Let's break it down:
Calm Down We are instructed to be anxious for nothing. I picture God with his hand up saying, "Stop. Just stop. Calm down." What ever it is that I think is so important to ruminate over, I picture God in front of me telling me to stop. Would I still keep going, trying to convince Him my worrying was valid? Not a chance.
Be Thankful I'm thankful to have the time, resources, and sound mind in order to overthink a situation. It means I have a job, or a family, or a car or something in my life to overthink about. It means God has placed something on my heart and mind of importance that He wants me to figure out. I have the honor and responsibility to remove selfishness from it and focus instead on seeking Him.
Ask Once After I stop running my problem through my hamster wheel and have taken time to thank God, I am more poised to let my request be made known. I can communicate the problem and ask God for direction, correction, and grace.
Be Still The part I miss most often is allowing the peace of God, which surpasses all understanding, will guard our hearts and minds through Christ Jesus. This part of the verse reminds me I cannot lay it at His feet, then yank back the portions I think I need back. Once I've been obedient to the calls in the rest of this verse, I must sit back and allow the peace of Christ to cleanse and speak to my heart.

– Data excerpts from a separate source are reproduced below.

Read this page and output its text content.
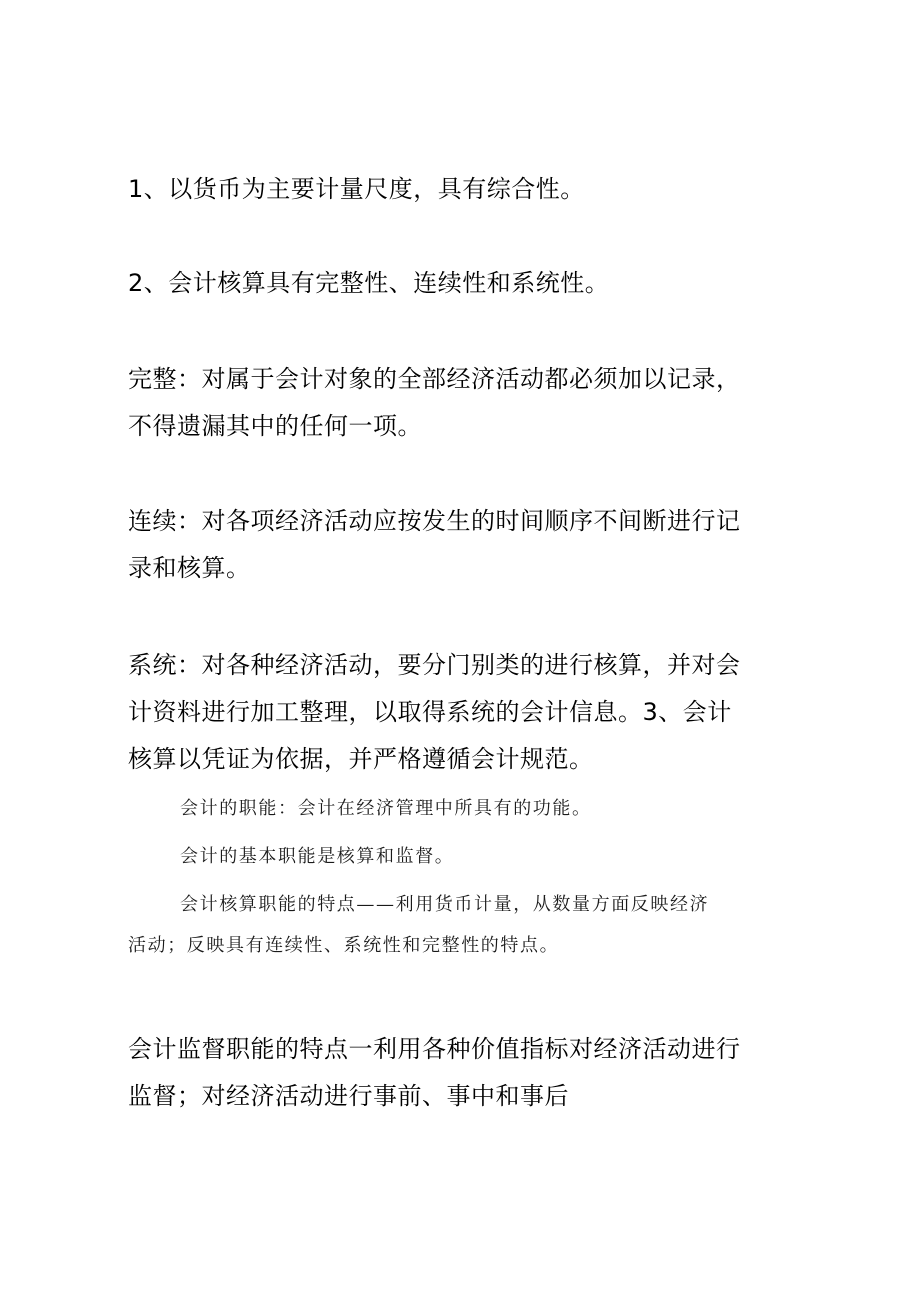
1、以货币为主要计量尺度，具有综合性。

2、会计核算具有完整性、连续性和系统性。

完整：对属于会计对象的全部经济活动都必须加以记录，
不得遗漏其中的任何一项。

连续：对各项经济活动应按发生的时间顺序不间断进行记
录和核算。

系统：对各种经济活动，要分门别类的进行核算，并对会
计资料进行加工整理，以取得系统的会计信息。3、会计
核算以凭证为依据，并严格遵循会计规范。

会计的职能：会计在经济管理中所具有的功能。

会计的基本职能是核算和监督。

会计核算职能的特点——利用货币计量，从数量方面反映经济
活动；反映具有连续性、系统性和完整性的特点。

会计监督职能的特点一利用各种价值指标对经济活动进行
监督；对经济活动进行事前、事中和事后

Calibrate Now that I have a clear mind, I can look at my issue with a fresh perspective. I can take my situation and reflect on whether the issue at hand seeks or provides truth, exhibits nobleness, justice, and purity. Is it lovely (endearing), of good report (spoken well of), virtuous and worthy of praise? Try asking yourself the opposite: is it false (can you find evidence of it anywhere in the bible?) or crude? Does it promote injustice and vulgarity? Is it vile, gossipy, indecent, or deserving of reproach?
I'm so grateful to have a Savior to lean on. Grateful that He cares for me and knows how quiet the chaos so I can focus on Him.